For a time Jackson felt she was becoming too reliant on prescripti­on painkiller­s, so she quit cold turkey. Then she developed an eating disorder and depression from the stress of the physical therapy along with the emotional toll the healing process took. “It was about 18 months of recovery physically,” she said, “but mentally I feel like I didn’t fully recover until much, much later — until I was able to get into therapy and figure out my whole eating disorder thing and deal with that.”

She’s now sober and in a healthier frame of mind and body, but given what she’s experience­d in her 27 years, it’s not a big surprise that Jackson doesn’t have much in common with much of the pop-leaning material favored by mainstream country radio these days.

Part of what sets her apart is geography — she’s living and writing a couple of thousand miles from the epicenter of commercial country music — and partly it’s her upbringing.
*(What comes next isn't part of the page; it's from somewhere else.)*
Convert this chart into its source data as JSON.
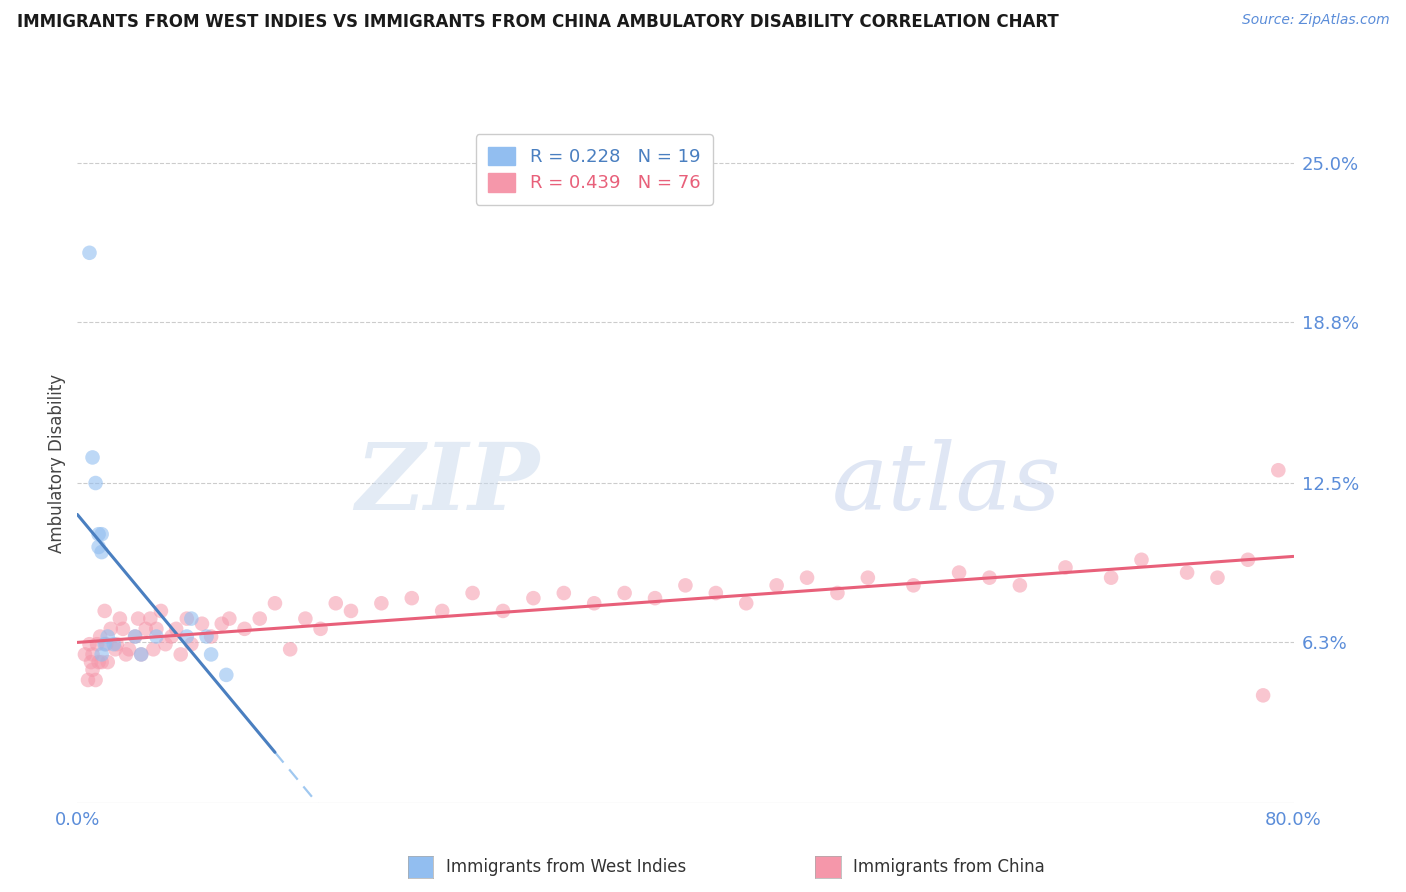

She and her siblings grew up without radio or television, listening instead to the collection of records their parents had on hand, much of it by classic country artists such as Hank Williams, Johnny Cash, Loretta Lynn, Jimmie Rodgers, Patsy Cline, Waylon Jennings, Willie Nelson as well as the California contingent spearheade­d by Buck Owens and Merle Haggard. Those records spin nightly for diners at the Range, via an iPod plugged in to the restaurant’s sound system.

“I knew we were going to work really well together because her stuff has always blended in with the old country,” said Ness, whose 1999 solo album, “Under the Influences,” showcased his affinity for vintage country, rockabilly and bluegrass. “But I also have a suspicion that she was a blues singer in an earlier life, because she sings a lot with a blue note,” he said.

After a recent round of shows she’s home and back to waitressin­g, which aids her family’s restaurant business and helps her pay the bills while she strives to turn her music into a fulltime gig.